DTU Chemistry, Technical University of Denmark, Building 206, Kgs. Lyngby 2800, Denmark.
J Chem Inf Model. 2022 Jul 25;62(14):3391-3400. doi: 10.1021/acs.jcim.2c00243. Epub 2022 Jul 3.
As only 35% of human proteins feature (often partial) PDB structures, the protein structure prediction tool AlphaFold2 (AF2) could have massive impact on human biology and medicine fields, making independent benchmarks of interest.

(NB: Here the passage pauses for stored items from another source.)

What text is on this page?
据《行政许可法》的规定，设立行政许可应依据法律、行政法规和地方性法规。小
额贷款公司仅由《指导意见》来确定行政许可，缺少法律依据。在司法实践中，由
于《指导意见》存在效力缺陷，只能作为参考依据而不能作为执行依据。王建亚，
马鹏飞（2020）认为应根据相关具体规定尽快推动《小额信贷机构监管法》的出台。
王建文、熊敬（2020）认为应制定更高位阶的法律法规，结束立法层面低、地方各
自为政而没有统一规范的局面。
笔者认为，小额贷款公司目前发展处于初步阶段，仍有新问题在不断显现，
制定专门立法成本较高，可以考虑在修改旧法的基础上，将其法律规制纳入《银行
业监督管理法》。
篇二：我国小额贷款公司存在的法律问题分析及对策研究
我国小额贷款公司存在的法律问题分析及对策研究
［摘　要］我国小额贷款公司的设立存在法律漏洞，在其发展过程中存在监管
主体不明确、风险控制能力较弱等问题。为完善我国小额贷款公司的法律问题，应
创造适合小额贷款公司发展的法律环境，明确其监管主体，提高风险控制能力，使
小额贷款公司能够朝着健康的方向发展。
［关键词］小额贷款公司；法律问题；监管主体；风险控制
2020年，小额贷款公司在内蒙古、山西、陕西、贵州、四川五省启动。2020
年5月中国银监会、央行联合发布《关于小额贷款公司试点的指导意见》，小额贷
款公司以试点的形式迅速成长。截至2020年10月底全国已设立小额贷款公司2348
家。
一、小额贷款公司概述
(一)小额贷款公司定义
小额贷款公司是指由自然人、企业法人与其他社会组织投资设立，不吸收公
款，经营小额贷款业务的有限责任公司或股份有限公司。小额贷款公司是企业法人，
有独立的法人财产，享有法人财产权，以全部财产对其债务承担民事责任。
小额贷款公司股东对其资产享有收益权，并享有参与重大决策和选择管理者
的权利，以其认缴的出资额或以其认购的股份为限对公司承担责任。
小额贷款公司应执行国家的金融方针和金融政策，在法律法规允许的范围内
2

We studied AF2's ability to describe the backbone solvent exposure as a functionally important and easily interpretable "natural coordinate" of protein conformation, using human proteins as test case. After screening for appropriate comparative sets, we matched 1818 human proteins predicted by AF2 against 7585 unique experimental PDBs, and after curation for sequence overlap, we assessed 1264 comparative pairs comprising 115 unique AF2 structures and 652 unique experimental structures. AF2 performed markedly worse for multimers, whereas ligands, cofactors, and experimental resolution were interestingly not very important for performance. AF2 performed excellently for monomer proteins. Challenges relating to specific groups of residues and multimers were analyzed. We identified larger deviations for lower-confidence scores (pLDDT), and exposed residues and polar residues (e.g., Asp, Glu, Asn) being less accurately described than hydrophobic residues. Proline conformations were the hardest to predict, probably due to a common location in dynamic solvent-accessible parts. In summary, using solvent exposure as a metric, we quantified the performance of AF2 for human proteins and provided estimates of the expected agreement as a function of ligand presence, multimer/monomer status, local residue solvent exposure, pLDDT, and amino acid type. Overall performance was found to be excellent.
由于只有 35%的人类蛋白质具有(通常是部分)PDB 结构,因此蛋白质结构预测工具 AlphaFold2(AF2)可能会对人类生物学和医学领域产生巨大影响,成为一个独立的基准。我们研究了 AF2 描述蛋白质构象的功能重要且易于解释的“自然坐标”——骨干溶剂暴露的能力,以人类蛋白质作为测试案例。在筛选出合适的比较集后,我们将由 AF2 预测的 1818 种人类蛋白质与 7585 个独特的实验 PDB 进行匹配,在进行序列重叠的校对后,我们评估了 1264 对比较对,其中包含 115 个独特的 AF2 结构和 652 个独特的实验结构。对于多聚体,AF2 的性能明显较差,而配体、辅因子和实验分辨率对于性能并不非常重要。对于单体蛋白质,AF2 的性能非常出色。我们分析了与特定残基组和多聚体相关的挑战。我们发现置信度得分较低(pLDDT)时会出现更大的偏差,并发现暴露的残基和极性残基(如 Asp、Glu、Asn)比疏水性残基描述得更不准确。脯氨酸构象最难预测,可能是因为它们位于动态溶剂可及部分的常见位置。总的来说,我们使用溶剂暴露作为指标,量化了 AF2 对人类蛋白质的性能,并提供了预期一致性的估计,作为配体存在、多聚体/单体状态、局部残基溶剂暴露、pLDDT 和氨基酸类型的函数。总体性能被认为非常出色。